Integriertes Kunst- und Kulturmanagement

Rubrik: Bücher
Verlag/Label: h.e.p./Ott, Bern 2006
erschienen in: das Orchester 10/2006 , Seite 87

„Alles was in einer Organisation passiert, muss entschieden werden.“ Mit dieser Binsenweisheit beginnt der Autor sein erstes Kapitel unter der Überschrift „Theorie und Praxis des Kulturmanagements“. Doch was ist eigentlich das spezifische Problem, weswegen es sich lohnt, ein ganzes Buch über Entscheidungsabläufe in Kulturbetrieben zu schreiben?
Kulturmanagement ist eine vergleichsweise junge Disziplin, die sich erst in den vergangenen fünfzehn bis zwanzig Jahren entwickelt hat.

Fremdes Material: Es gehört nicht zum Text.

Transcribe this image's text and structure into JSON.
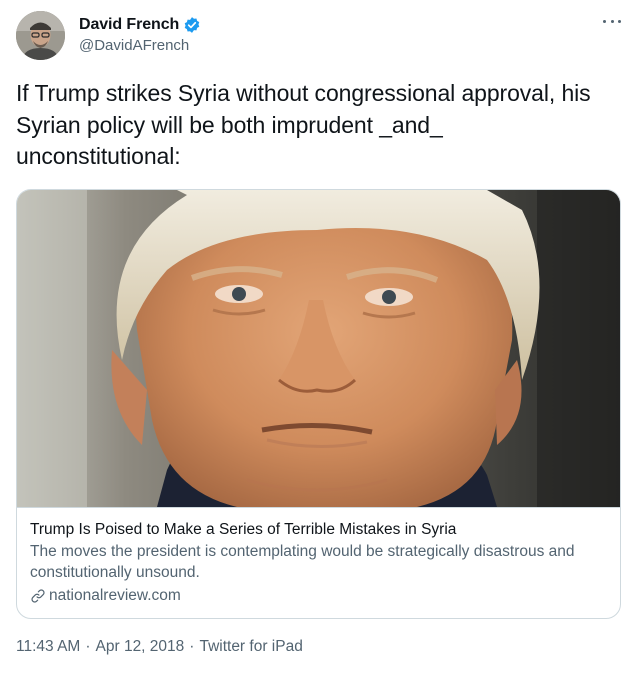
{
  "author": {
    "display_name": "David French",
    "handle": "@DavidAFrench",
    "verified": true,
    "avatar_icon": "profile-photo"
  },
  "tweet": {
    "text_line1": "If Trump strikes Syria without congressional approval, his",
    "text_line2": "Syrian policy will be both imprudent _and_",
    "text_line3": "unconstitutional:"
  },
  "card": {
    "image_icon": "headline-photo",
    "title": "Trump Is Poised to Make a Series of Terrible Mistakes in Syria",
    "description": "The moves the president is contemplating would be strategically disastrous and constitutionally unsound.",
    "domain": "nationalreview.com"
  },
  "meta": {
    "time": "11:43 AM",
    "separator": "·",
    "date": "Apr 12, 2018",
    "source": "Twitter for iPad"
  },
  "colors": {
    "primary_text": "#0f1419",
    "secondary_text": "#536471",
    "border": "#cfd9de",
    "verified_blue": "#1d9bf0"
  }
}
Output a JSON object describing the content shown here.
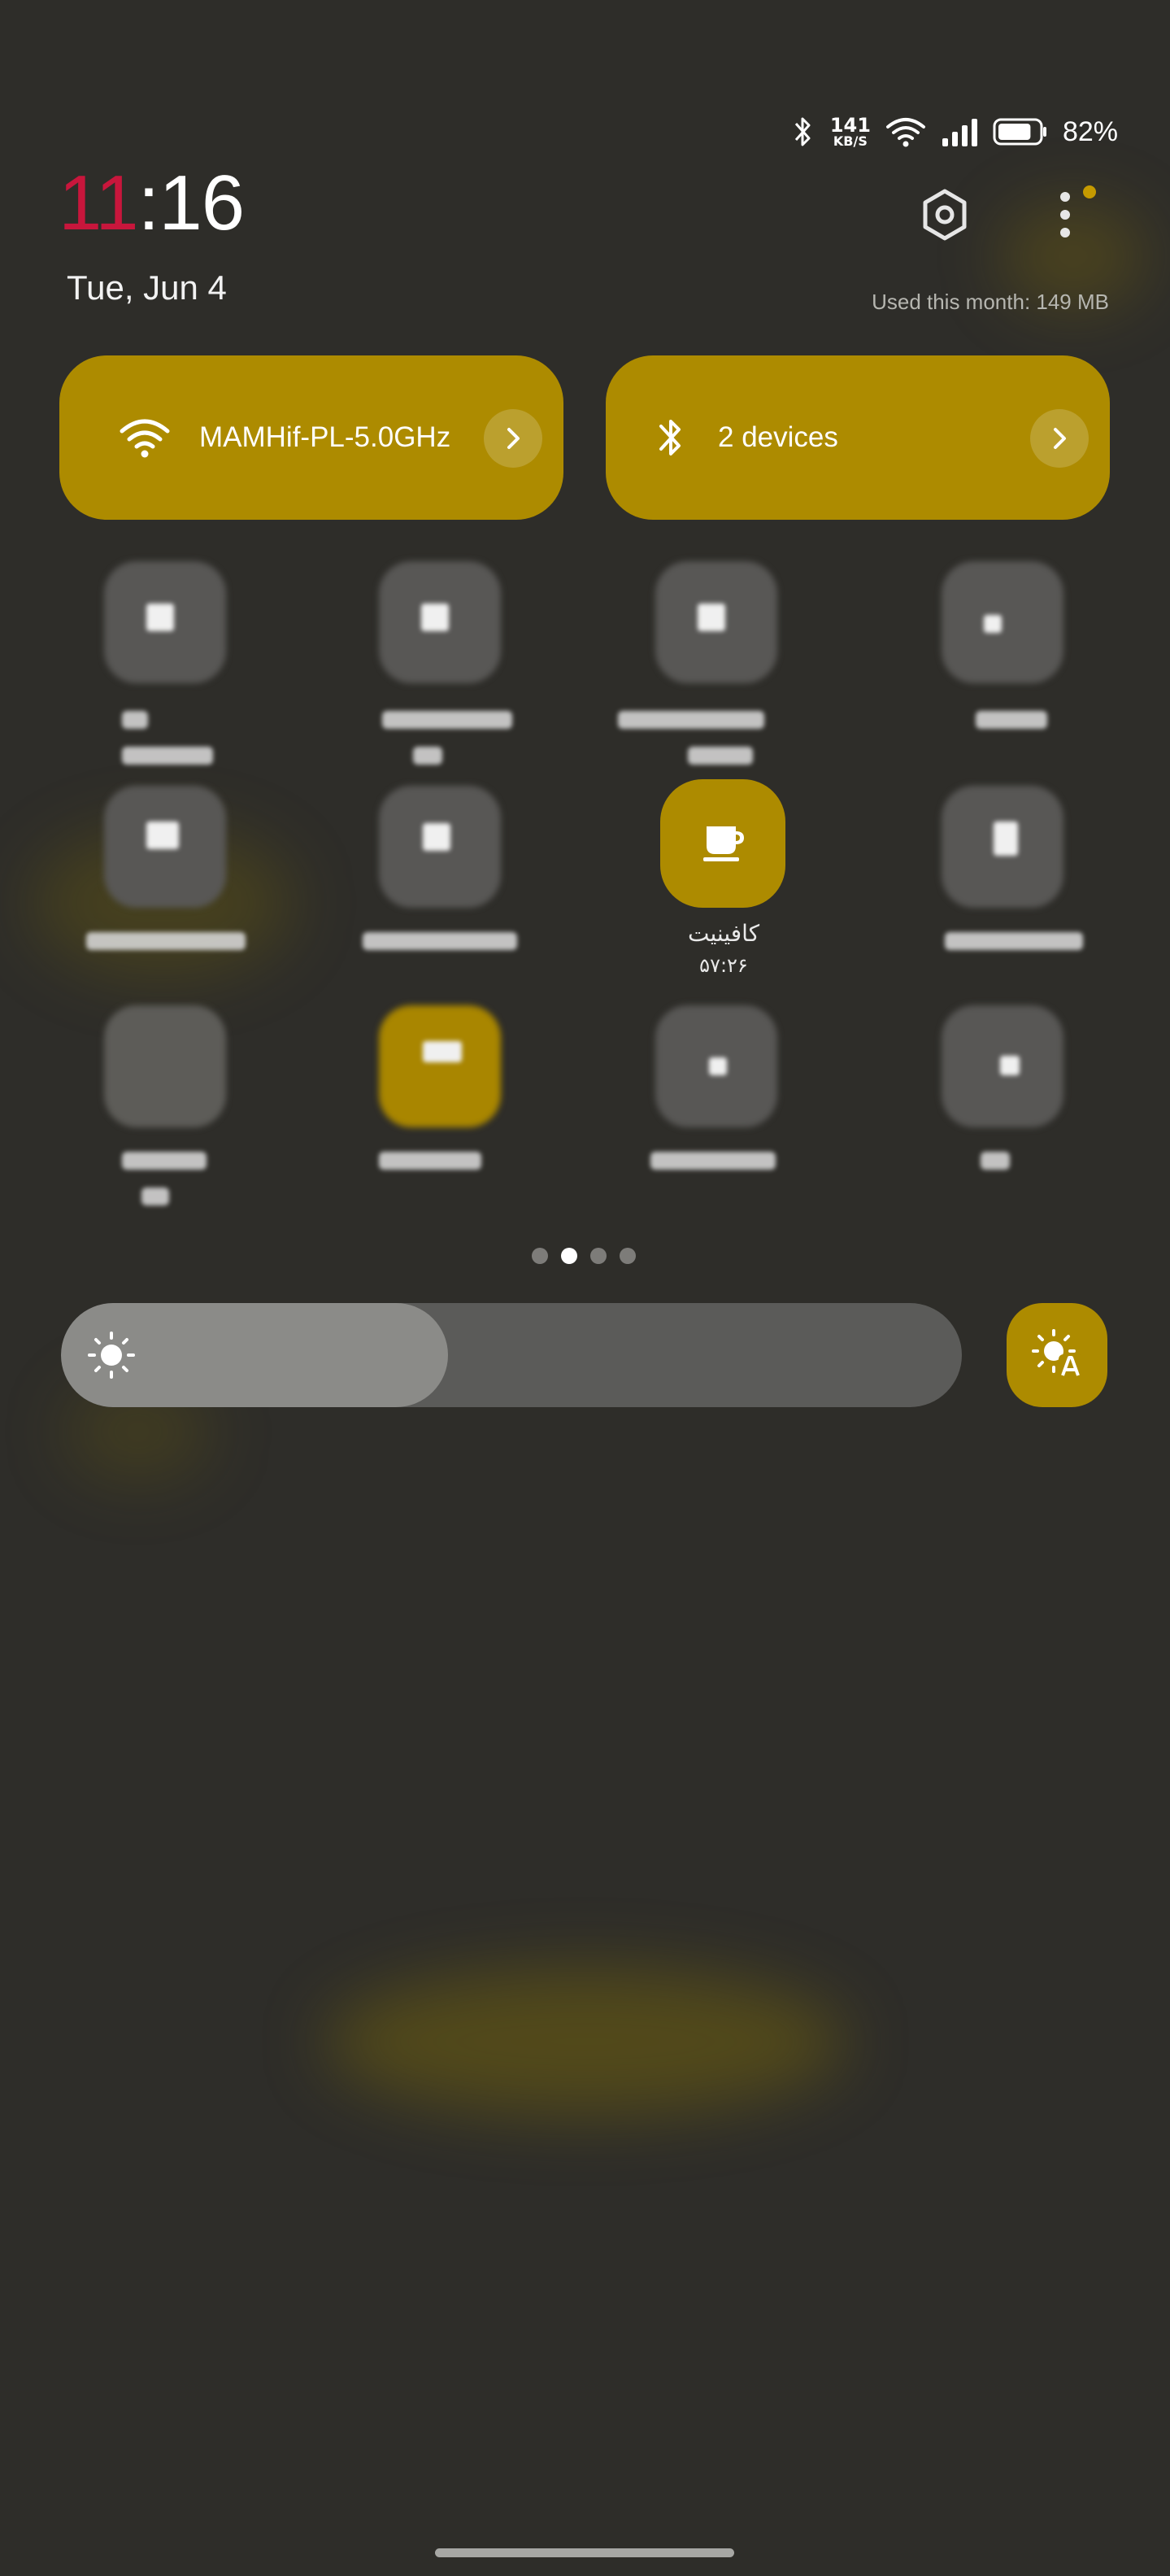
{
  "status_bar": {
    "net_speed_value": "141",
    "net_speed_unit": "KB/S",
    "battery_level_pct": 82,
    "battery_text": "82%",
    "icons": [
      "bluetooth-icon",
      "wifi-icon",
      "signal-icon",
      "battery-icon"
    ]
  },
  "clock": {
    "hour": "11",
    "sep_min": ":16"
  },
  "date": "Tue, Jun 4",
  "data_usage": "Used this month: 149 MB",
  "top_actions": {
    "icons": [
      "settings-icon",
      "more-icon"
    ],
    "notification_dot_color": "#c59a00"
  },
  "wifi_tile": {
    "label": "MAMHif-PL-5.0GHz",
    "icon": "wifi-icon"
  },
  "bluetooth_tile": {
    "label": "2 devices",
    "icon": "bluetooth-icon"
  },
  "caffeine_tile": {
    "label": "کافینیت",
    "sublabel": "۵۷:۲۶",
    "icon": "cup-icon"
  },
  "pagination": {
    "count": 4,
    "active_index": 1
  },
  "brightness": {
    "level": 0.43,
    "icons": [
      "sun-icon",
      "auto-brightness-icon"
    ]
  },
  "colors": {
    "accent": "#ad8b00",
    "clock_hour": "#c8163c",
    "background": "#2e2d29"
  }
}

Viele Themenbereiche, wie z.B. Kultur-Marketing, -Sponsoring, -Projektmanagement usw. wurden an Hand entsprechender Vorbilder unter anderem aus der Betriebswirtschaftslehre entlehnt und auf den Kulturbereich adaptiert. Doch diese Adaption findet ihre Grenzen dort, wo es um die eigentlichen kulturellen Inhalte selbst und deren Vermittlung geht. Ausgangspunkt für das ganze Buch ist also die Frage, welche spezifischen Steuerungs- und Entscheidungsmodelle für den Kulturbereich entwickelt werden können.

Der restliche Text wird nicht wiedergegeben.